Abstract 1792 Poster Session I, Saturday, 5/1 (poster 28)

Purpose: To demonstrate the feasibility of a non-contact sensor for respiratory movement.

Methods: We developed a non-contact sensor for respiratory and body motion. It consists of a transmitter that emits a continuous beam of ultrasound (40kHz) toward the infant from 0.3-0.6m, and receives a reflected signal with a transducer placed next to the transmitter. A proprietary phase detection circuit determines the phase between the reflected and transmitted signals in real time, so that, in conjunction with software, the motion of the infant can be tracked over a range of many centimeters, with a resolution of tens of microns. Since the reflected signal is comprised of many reflections, digital signal processing was used to differentiate body and respiratory motions.

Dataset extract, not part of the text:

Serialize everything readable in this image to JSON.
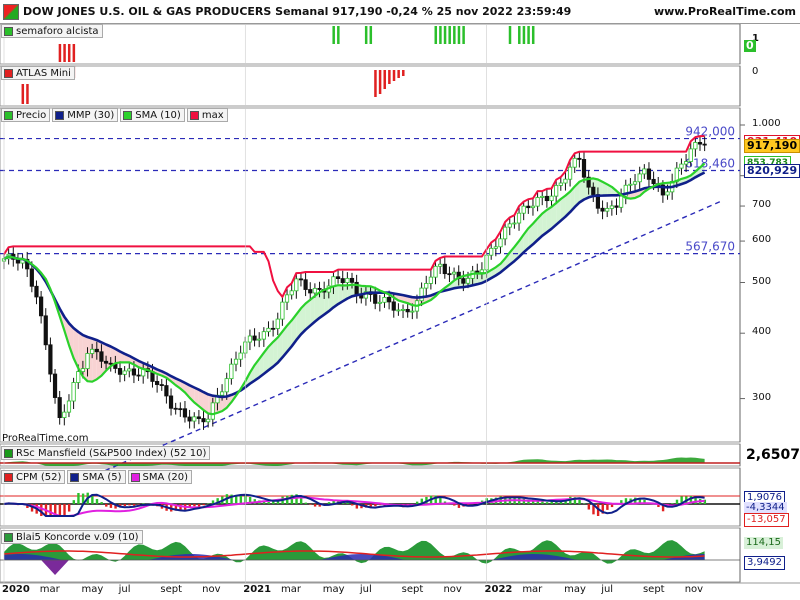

Analysis: We developed two algorithms to detect apnea from the respiratory signal. The first defined breaths with a zero-crossing detector whose threshold was determined by the maximum change of the signal in a 3-second window centered on the point of detection. This algorithm minimized the detection of non-respiratory motion. The second algorithm used a Fourier transform on a 15s window moved through the data in 1s increments to assess the spectral power of the signal in 5 bands of frequencies between 0.2 to 10Hz that could differentiate respiratory, cardiac, and body movements and background noise. A neural network was trained to differentiate infant motion from background noise. We trained the network on 12% of recorded data and tested it on the remaining 88%.

Protocol: To test the device, we made 36 recordings of 10-33min duration during sleep in 16 term infants. Infants were lightly clothed or covered with two layers of blankets during the recordings. To simulate apnea, we removed the infant from the ultrasound beam for 2-minute periods during the recordings. Both algorithms discriminated the presence or absence motion for each second of the recording, based on the previous 15s data window. False negative and positive discriminations are expressed as a percentage of the total number of seconds of recordings.

Results: See Table below. The false positives for the Fourier-based algorithm were nearly totally eliminated by applying a 10s averaging window to the algorithm output. These results were not affected by the infants' clothing or blankets.

Table 1 No caption available

Conclusions: We conclude that it is feasible to detect respiratory and body motion with this non-contact sensor, which may prove useful for respiratory monitoring in infants.

Michael J. Treadaway is funded by, and has equity in Jaycor.